Summary table - macbook with Wireguard VPN after removing DNS entry
# | test | status | note |
---|---|---|---|
1 | Firefox - www.pornhub.com | "trouble finding that site" | not surprised |
2 | Firefox - www.google.com | "trouble finding that site" | that's weird |
3 | Firefox - http://pi.hole/admin | "trouble finding that site" | so it could not find pi-hole over VPN |
4 | Firefox - local gateway - 192.168.1.1 | working as intended | so the local network works but not the internet |
Checked with Safari browser. Same thing.
I will address the traceroute at the later comment. Because I know the traceroute will reveal a lot of public IP address that might compromise my real location.
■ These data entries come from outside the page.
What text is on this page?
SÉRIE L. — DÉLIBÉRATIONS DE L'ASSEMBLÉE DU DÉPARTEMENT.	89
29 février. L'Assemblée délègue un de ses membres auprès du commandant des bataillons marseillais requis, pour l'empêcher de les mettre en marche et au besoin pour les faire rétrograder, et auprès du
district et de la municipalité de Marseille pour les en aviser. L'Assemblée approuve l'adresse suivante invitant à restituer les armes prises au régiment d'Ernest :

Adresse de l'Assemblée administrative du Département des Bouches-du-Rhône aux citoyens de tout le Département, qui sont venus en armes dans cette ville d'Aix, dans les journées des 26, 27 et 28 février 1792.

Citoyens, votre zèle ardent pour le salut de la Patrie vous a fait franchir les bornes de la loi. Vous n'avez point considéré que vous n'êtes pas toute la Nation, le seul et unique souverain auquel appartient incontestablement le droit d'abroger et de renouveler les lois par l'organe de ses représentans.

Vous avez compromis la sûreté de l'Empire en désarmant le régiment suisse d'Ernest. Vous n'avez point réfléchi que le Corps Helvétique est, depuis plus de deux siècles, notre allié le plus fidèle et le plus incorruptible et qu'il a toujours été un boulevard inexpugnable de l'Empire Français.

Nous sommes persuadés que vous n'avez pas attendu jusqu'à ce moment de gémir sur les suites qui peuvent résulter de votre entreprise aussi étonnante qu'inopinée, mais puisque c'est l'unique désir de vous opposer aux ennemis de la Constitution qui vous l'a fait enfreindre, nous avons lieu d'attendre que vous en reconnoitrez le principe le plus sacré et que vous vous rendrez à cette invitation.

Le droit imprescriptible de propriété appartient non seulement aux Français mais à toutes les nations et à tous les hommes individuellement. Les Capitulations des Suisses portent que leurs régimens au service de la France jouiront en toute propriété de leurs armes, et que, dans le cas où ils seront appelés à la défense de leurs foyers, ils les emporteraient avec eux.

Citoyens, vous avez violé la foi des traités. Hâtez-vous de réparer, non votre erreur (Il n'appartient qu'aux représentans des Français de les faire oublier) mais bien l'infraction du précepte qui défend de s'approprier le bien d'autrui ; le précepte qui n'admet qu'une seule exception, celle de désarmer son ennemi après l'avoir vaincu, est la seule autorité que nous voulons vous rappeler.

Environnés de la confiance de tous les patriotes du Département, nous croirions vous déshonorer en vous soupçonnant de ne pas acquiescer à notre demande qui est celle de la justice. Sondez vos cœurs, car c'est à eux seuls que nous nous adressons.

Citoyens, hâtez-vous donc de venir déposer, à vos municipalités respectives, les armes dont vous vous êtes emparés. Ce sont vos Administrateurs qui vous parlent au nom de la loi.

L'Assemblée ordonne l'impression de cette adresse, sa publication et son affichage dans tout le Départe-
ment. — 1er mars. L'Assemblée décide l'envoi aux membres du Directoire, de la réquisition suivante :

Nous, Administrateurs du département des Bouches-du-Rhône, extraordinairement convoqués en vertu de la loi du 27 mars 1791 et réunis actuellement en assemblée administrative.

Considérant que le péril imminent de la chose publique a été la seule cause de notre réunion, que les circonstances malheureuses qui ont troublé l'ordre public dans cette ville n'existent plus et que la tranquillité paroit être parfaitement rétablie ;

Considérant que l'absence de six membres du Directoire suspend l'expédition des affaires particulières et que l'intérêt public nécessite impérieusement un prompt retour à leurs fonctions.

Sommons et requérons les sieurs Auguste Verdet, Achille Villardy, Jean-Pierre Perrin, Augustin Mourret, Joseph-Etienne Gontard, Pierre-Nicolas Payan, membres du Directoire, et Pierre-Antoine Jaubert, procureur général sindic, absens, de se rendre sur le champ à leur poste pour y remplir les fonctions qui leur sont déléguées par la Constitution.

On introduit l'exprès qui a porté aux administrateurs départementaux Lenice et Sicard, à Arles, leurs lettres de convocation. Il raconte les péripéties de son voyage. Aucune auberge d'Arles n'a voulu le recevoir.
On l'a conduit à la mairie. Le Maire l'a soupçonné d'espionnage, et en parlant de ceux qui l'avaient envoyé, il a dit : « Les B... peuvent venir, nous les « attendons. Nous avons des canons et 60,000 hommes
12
So it will takes me some time to redact certain IP Addresses.
the result is too long so I will put it upload a .txt file instead. I already redacted IP address that could reveal my location.
Text file below
Summary table
# | device | test | note | status |
---|---|---|---|---|
1 | macbook | traceroute www.pornhub.com | with no VPN on coffee internet - default ISP DNS | Failed |
2 | macbook | traceroute 66.254.114.41 | same as above | Failed |
3 | macbook | traceroute www.pornhub.com | with VPN on - no DNS entry in the config | Failed |
4 | macbook | traceroute www.pornhub.com | with VPN on - with 10.9.82.1 added back to DNS entry | Failed |
5 | macbook | traceroute 66.254.114.41 | same as above | Failed |
6 | PC | traceroute www.pornhub.com | on PC - Pi-hole with Unbound DoT - no VPN | Success - Trace complete |
Creating a bug report/issue
Required Information
cat /boot/dietpi/.version
echo $G_DISTRO_NAME $G_RASPBIAN
uname -a
echo $G_HW_MODEL_NAME
or (EG: RPi3)Additional Information (if applicable)
PiVPN
Freshly installed
Not sure.
echo $G_HW_UUID
Steps to reproduce
install Dietpi image on RPi
apt update && apt upgrade -y
dietpi-launcher
install Pi-hole, Unbound, activate DoT with the conf from Dietpi Docs
install pivpn, wireguard, setup DNS support with Pi-Hole ,add user, scan QR code
add conf file to a device (e.g: an Android phone) to connect to pivpn OUTSIDE of the network
check for the websites that is KNOWN to be blocked like 18+ sites, see if it returns query on unbound, load the content on the browser within my Local Network, meaning the DoT is working because my DNS query is encrypted and returned to Unbound with no issue.
Turn on Wireguard VPN on the device in Step 6
check if the known blocked website works and contents are loaded in the browser.
Expected behaviour
It should load all the contents of the website in the browser.
Actual behaviour
The browser will not load any content and return an error like "Unable to connect". Like an unencrypt query was rejected by the ISP DNS.
Extra details
I can use Pi-Hole with Unbound (activated DoT (DNS over TLS)). I can browse normally to any websites I want other than the block list inside Pi-Hole. My country required ISP to blocks certain websites from their own DNS. So ISP will allow your network to query the website, but it will reject the content of the website.
Help me to troubleshoot if PiVPN is leaking the query because when I access my network over PiVPN, it behaves exactly like when I access the blocked websites WITHOUT Pi-Hole and Unbound DoT which mean my query to unencrypted and intercept by my ISP.
My question is:
How do I check/troubleshoot PiVPN whether it is encrypting my query to Pi-Hole and Unbound on port 5335 or leaving the query unencrypted like port 53?